Since I do not have a good measurement device for distances like 100 yards, and the projectiles tend to bounce quite a distance, I don't have any precise distances to give you. However, you can tell by the image of the test that this thing packs quite a punch. From this distance, the objects were landing consistently near the farthest set of playground equipment, which as you can see is quite a distance. If you look closely, you can see that the pouch is blurred in the image, e.g. it was still moving forward when the picture was taken. However, the ball is already that far away from the ballista and still climbing. Just to give you some idea of how fast the parts move, that picture had a 1/200 second exposure, but still blurred the pouch. And, this is a picture of the original design, not incorporating any of the new design modifications. The projectile in this circumstance was a hard rubber ball about the size of a tennis ball, so it had not made it very far judging by the size of it in the image.

The Persuader with my Mini Ballista for scale.

There is so much force stored in the torsion engines that now have to use a obtusely large wrench, nicknamed "the persuader," in order to pull the rope onto the trigger to fire. Using an industrial scale I measured just under 200 pounds of force straight back at the full draw length, between 5 and 6 feet. That means there is approximately 80 to 100 pounds of angular force at the rope attachment to the arms. Doing some crude math, the speed of the projectile (discounting the mass of the projectile as negligible, tennis/golf ball sized) as it exits the ballista is between 200 and 300 feet per second, which of course dramatically slows with drag, unless it is a golf ball.


The original design is the one photographed here, and I have made some modifications since then. Nothing drastic, just some tweaks here and there.

Rope Spacing

The distance between the contacts on the throwing arms made by the rope coils was so small that most of the energy stored in the torsion engine was lost when firing the ballista. To fix this, I added some 3/4" PVC electrical conduit above and below the throwing arms within the rope coils. These served to increase the distance just enough to provide a significant increase in power, while loosing very little speed.

Draw Length

I added about two feet onto the long board connecting the trigger to the frame. This addition in turn increased the draw length of the ballista, which increased the energy put into the projectile during each shot. This almost doubled the range from what it was to what it is now, but has the downside of me having to use a wrench to prise the pouch's ropes onto the trigger. The last foot and a half of the draw is well over 200 lbs of combined force from the torsion engines. In fact, I am pretty sure that the pouch can not keep up with the projectile after the first two feet of draw because so much more energy is expended in those two feet than in the last few. However, I do not have a high speed camera to test this with at the moment, and the performance is excellent as it is.

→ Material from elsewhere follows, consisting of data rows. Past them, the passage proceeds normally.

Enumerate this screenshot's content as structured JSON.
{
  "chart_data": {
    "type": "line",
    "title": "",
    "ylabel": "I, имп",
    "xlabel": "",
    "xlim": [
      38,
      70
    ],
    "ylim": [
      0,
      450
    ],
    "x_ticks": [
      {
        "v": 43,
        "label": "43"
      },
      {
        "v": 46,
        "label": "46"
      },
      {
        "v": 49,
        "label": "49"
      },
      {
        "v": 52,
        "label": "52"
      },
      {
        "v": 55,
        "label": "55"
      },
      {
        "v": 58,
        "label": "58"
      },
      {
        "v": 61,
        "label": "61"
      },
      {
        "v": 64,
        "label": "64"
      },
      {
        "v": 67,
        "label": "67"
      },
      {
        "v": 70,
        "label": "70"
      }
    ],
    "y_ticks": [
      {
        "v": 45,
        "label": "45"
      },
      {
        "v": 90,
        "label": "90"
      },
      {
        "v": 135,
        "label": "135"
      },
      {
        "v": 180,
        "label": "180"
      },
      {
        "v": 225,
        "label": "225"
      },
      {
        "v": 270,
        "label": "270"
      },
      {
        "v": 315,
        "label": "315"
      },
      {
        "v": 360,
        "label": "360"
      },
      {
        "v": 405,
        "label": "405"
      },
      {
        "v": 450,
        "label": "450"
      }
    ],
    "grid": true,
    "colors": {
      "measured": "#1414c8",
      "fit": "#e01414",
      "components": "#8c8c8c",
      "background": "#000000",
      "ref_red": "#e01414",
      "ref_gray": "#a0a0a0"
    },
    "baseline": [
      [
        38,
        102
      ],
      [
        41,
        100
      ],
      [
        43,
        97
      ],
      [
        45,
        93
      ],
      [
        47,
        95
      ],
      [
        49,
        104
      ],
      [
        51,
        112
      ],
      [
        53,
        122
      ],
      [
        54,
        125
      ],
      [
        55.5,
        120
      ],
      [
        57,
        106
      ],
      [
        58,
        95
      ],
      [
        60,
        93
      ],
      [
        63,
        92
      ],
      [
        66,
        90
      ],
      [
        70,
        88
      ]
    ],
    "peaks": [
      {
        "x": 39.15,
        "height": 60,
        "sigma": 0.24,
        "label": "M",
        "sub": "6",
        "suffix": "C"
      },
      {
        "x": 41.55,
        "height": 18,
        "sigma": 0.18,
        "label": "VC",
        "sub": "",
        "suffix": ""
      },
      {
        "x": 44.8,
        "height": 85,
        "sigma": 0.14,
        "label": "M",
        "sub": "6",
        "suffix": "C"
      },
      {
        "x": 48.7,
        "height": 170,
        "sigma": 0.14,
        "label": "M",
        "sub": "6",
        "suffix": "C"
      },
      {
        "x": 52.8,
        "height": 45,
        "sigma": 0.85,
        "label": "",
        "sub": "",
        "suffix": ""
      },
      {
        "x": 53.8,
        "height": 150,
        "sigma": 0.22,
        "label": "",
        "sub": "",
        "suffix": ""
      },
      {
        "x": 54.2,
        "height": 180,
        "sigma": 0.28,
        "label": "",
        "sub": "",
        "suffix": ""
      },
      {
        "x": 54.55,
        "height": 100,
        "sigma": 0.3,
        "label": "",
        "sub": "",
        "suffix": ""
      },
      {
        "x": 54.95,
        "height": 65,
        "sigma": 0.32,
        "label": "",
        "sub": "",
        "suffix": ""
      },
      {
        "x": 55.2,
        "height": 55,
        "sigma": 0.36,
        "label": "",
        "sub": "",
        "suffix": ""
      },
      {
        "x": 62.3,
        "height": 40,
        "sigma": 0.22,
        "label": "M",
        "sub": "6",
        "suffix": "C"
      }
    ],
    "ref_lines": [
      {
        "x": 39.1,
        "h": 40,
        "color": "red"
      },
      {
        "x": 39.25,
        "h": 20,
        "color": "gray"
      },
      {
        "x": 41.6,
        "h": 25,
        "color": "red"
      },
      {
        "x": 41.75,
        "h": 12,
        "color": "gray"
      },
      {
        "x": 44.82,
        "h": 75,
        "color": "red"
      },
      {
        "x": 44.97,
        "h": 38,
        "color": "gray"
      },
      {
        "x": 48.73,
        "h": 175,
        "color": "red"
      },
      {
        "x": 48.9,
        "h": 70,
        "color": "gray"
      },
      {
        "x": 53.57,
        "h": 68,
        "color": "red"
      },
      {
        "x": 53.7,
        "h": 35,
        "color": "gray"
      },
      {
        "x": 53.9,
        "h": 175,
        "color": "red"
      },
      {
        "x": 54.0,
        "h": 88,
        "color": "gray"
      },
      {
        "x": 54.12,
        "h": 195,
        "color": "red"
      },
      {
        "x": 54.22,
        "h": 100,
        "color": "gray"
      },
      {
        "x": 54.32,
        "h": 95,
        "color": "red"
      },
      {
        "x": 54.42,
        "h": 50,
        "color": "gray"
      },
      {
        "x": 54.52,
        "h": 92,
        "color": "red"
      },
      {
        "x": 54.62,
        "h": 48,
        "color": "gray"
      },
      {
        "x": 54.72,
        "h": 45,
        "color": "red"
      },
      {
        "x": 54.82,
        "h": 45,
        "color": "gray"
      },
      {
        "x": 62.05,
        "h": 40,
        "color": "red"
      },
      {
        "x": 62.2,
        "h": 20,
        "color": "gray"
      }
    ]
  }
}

Thoughts and Considerations

I built this mostly to say that I could, and because I saw that I had enough spare parts to finish it. I had very few goals in mind, besides being able to shoot stuff a long way. One major design issue was transportation was being able to move it, something I completely ignored in my Trebuchet. This ballista will fit in the trunk of my car by letting the seats down in the back and retracting the arms after releasing the pressure on them. In addition, it is light enough to pick up and carry around without straining yourself.

One downside to the compact construction is that it has no base. Its not a major issue, but obviously it needs to sit at about a 45 degree incline to fire properly. To make up for this, I usually balance it on top of whatever bucket I'm carrying around with me to hold projectiles.